Ulaştırma ve Altyapı Bakan Yardımcısı Enver İskurt, Karadeniz Bölgesi'nin ulaştırma altyapısını ve ticari kapasitesini önemli ölçüde artıracak Samsun-Sarp Demiryolu Projesi'nin etüt çalışmalarına başlayacaklarını belirterek, "Bu proje, Samsun'dan Sarp Sınır Kapısı'na kadar uzanacak ve bölgenin demir yolu bağlantısını güçlendirerek ticaret ve turizm potansiyelini daha da artıracaktır." dedi.

İskurt, Recep Tayyip Erdoğan Üniversitesi Kongre Merkezi'nde düzenlenen Uluslararası Karadeniz Rize-Ayder Forumu'nda, AK Parti hükümetleri olarak Cumhurbaşkanı Recep Tayyip Erdoğan liderliğinde ülkenin dört bir yanında büyük projelere imza attıklarını söyledi.

Türkiye'nin ulaşım ve lojistik alanındaki dönüşümüyle bölgesel ve küresel ticaret ağlarında önemli bir konuma geldiğinin altını çizen İskurt, şöyle devam etti:

"Ülkemizin her köşesine uzanan kara, demir ve hava yolları ağları ile Türkiye'yi adeta baştan aşağı yeniden inşa ettik. Bu vizyon doğrultusunda Karadeniz Bölgesi de önemli yatırımlarla kalkınma hamlesinden payını almıştır ve bölgesel kalkınmanın lokomotifi haline gelmiştir. Karadeniz'in stratejik konumu, enerji ve ticaret koridorlarındaki önemi, uluslararası işbirlikleri ve bölgesel kalkınma açısından büyük fırsatlar sunmaktadır. Cumhurbaşkanı'mız Sayın Recep Tayyip Erdoğan'ın güçlü liderliği ve vizyonuyla bölgeye yapılan bu yatırımlar, bölgenin ekonomik potansiyelini artırmakta ve Karadeniz'i uluslararası lojistik ve ticaretin merkezi haline getirmektedir."

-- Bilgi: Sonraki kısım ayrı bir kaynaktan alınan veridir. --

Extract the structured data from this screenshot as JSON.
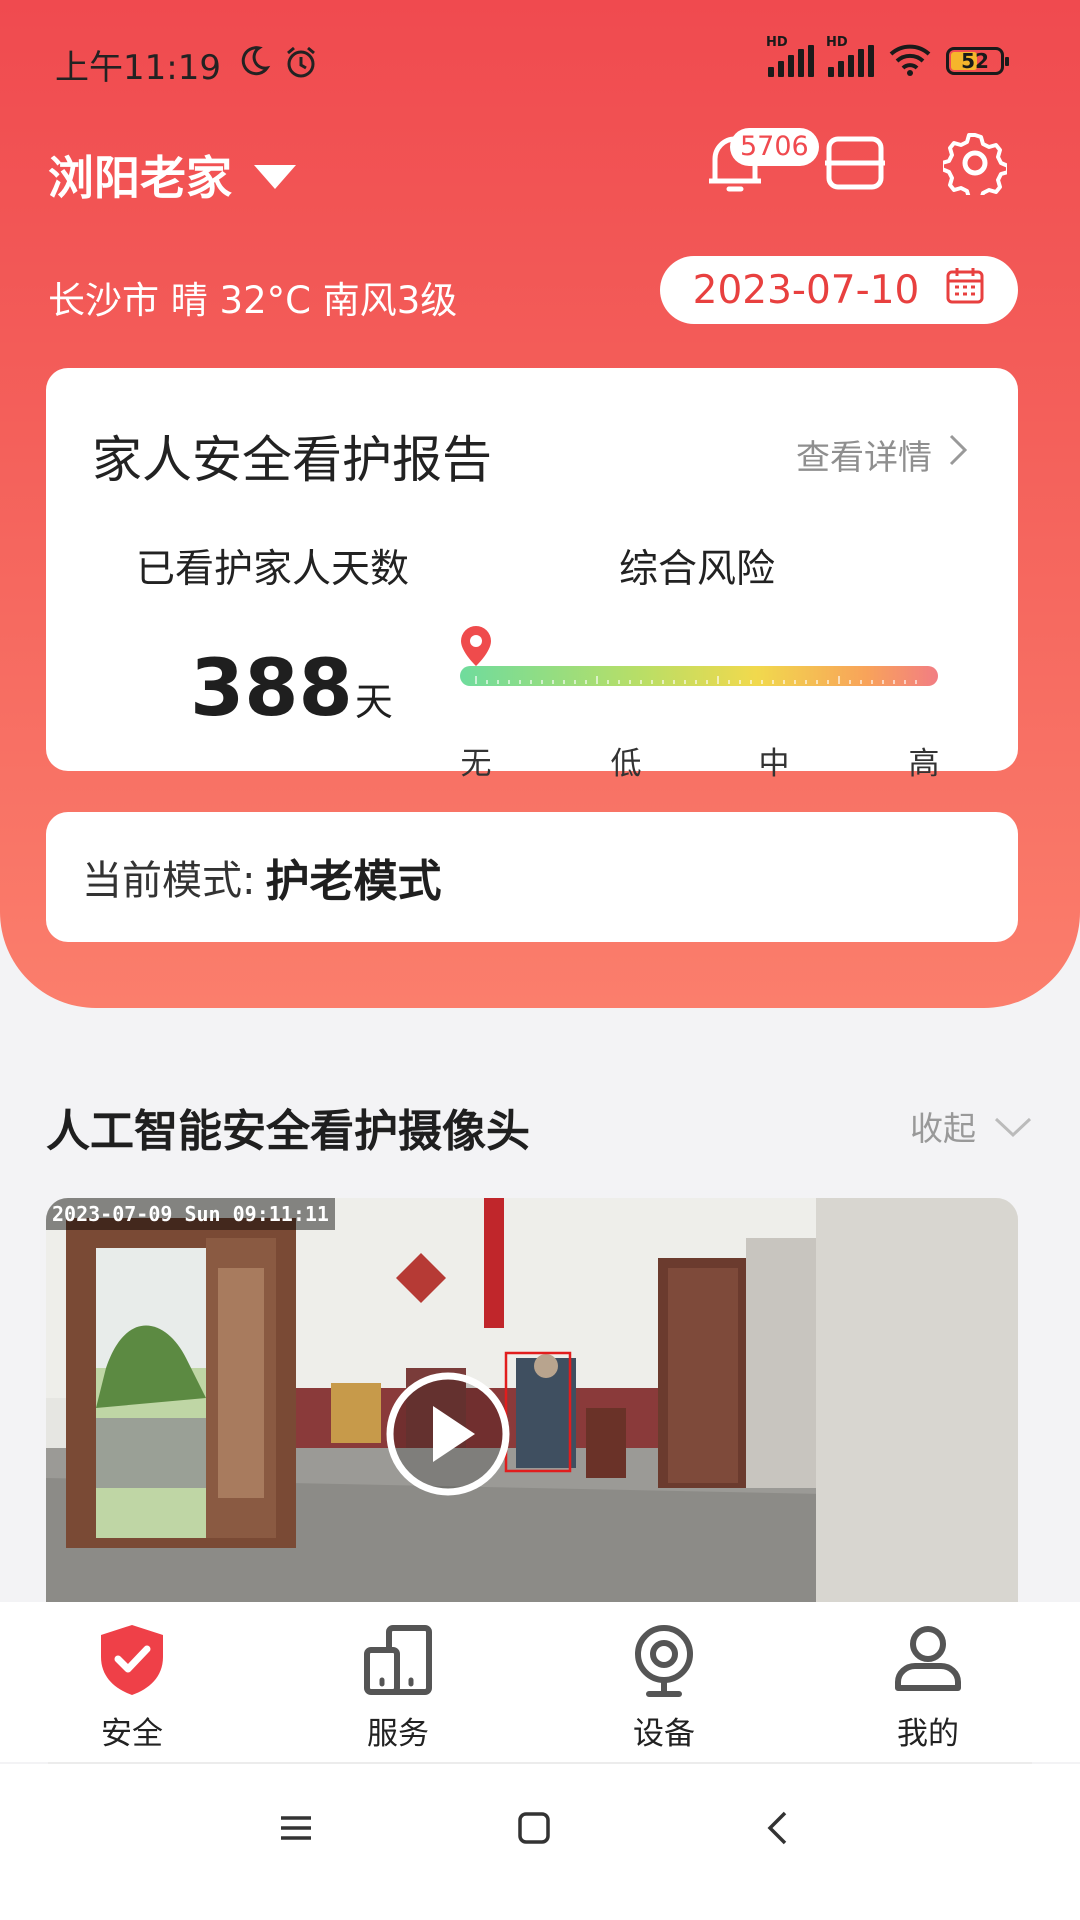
{
  "status_bar": {
    "time": "上午11:19",
    "icons": [
      "moon-icon",
      "alarm-icon"
    ],
    "right_icons": [
      "hd-signal-icon",
      "hd-signal-icon",
      "wifi-icon"
    ],
    "battery": "52"
  },
  "header": {
    "location": "浏阳老家",
    "notification_count": "5706",
    "weather": "长沙市 晴 32°C 南风3级",
    "date": "2023-07-10"
  },
  "report": {
    "title": "家人安全看护报告",
    "detail_link": "查看详情",
    "days_label": "已看护家人天数",
    "days_value": "388",
    "days_unit": "天",
    "risk_label": "综合风险",
    "risk_levels": [
      "无",
      "低",
      "中",
      "高"
    ],
    "risk_level_value": 0
  },
  "mode": {
    "label": "当前模式:",
    "value": "护老模式"
  },
  "camera": {
    "title": "人工智能安全看护摄像头",
    "collapse_label": "收起",
    "timestamp": "2023-07-09 Sun 09:11:11"
  },
  "bottom_nav": [
    {
      "label": "安全",
      "icon": "shield-check-icon",
      "active": true
    },
    {
      "label": "服务",
      "icon": "devices-icon",
      "active": false
    },
    {
      "label": "设备",
      "icon": "camera-icon",
      "active": false
    },
    {
      "label": "我的",
      "icon": "user-icon",
      "active": false
    }
  ],
  "colors": {
    "primary_red": "#f04a4f",
    "accent_red": "#e8403f"
  }
}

İskurt, Ulaştırma ve Altyapı Bakanlığının yatırımlarına ilişkin şu bilgileri verdi:

"Bakanlığımız tarafından 2003 yılından 15 Eylül 2024'e kadar ulaşım ve iletişim alanında toplam 7 trilyon 371 milyar 799 milyon lira tutarında yatırım gerçekleştirilmiştir. Türkiye genelindeki yatırımların yüzde 16,43'ü Karadeniz Bölgesi'nde bulunan 18 ilimize yapılmış olup, bu illere 1 trilyon 219 milyar 922 milyon liralık yatırım yapılmıştır. Karadeniz Bölgesi'nde gerçekleştirilen yatırımların yüzde 91,74'ü kara yolu sektörüne ayrılmış ve bu sektöre yapılan toplam yatırım miktarı 1 trilyon 110 milyar 883 milyon lirayı bulmuştur. İl bazında yapılan yatırımlara baktığımızda ise Trabzon ve Rize'ye sırasıyla yüzde 12,63 ve yüzde 11,17'lik oranlarla en büyük yatırım paylarını ayırmışız."

Hayata geçirilen projelerle bölgenin ekonomik, sosyal ve turistik potansiyelini daha da artırmayı hedeflediklerini belirten İskurt, "2007 yılında hizmete sunulan Doğu Karadeniz Sahil Yolu, Samsun ile Sarp Sınır Kapısı arasındaki 542 kilometrelik güzergahıyla bölgemizin ulaşımını büyük ölçüde rahatlatmış ve her yıl 10,5 milyar lira tasarruf sağlamıştır. Yol boyunca yapılan 35 tünel ve köprülü kavşaklar bölgeye hem ekonomik hem de sosyal anlamda büyük katkılar sağlamıştır." dedi.

Ordu-Giresun Havalimanı, Ovit Tüneli, Artvin Yusufeli Tünel ve Yolları Projesi ile Salarha Tüneli yatırımlarına işaret eden İskurt, 2022'de hizmete açılan Rize-Artvin Havalimanı'nın deniz dolgusu üzerine inşa edilen bir diğer önemli proje olduğunu, buranın bölgeye önemli bir hava ulaşımı kapısı açarak, turizmi ve ticareti canlandırarak bölgenin stratejik önemini de artırdığını ifade etti.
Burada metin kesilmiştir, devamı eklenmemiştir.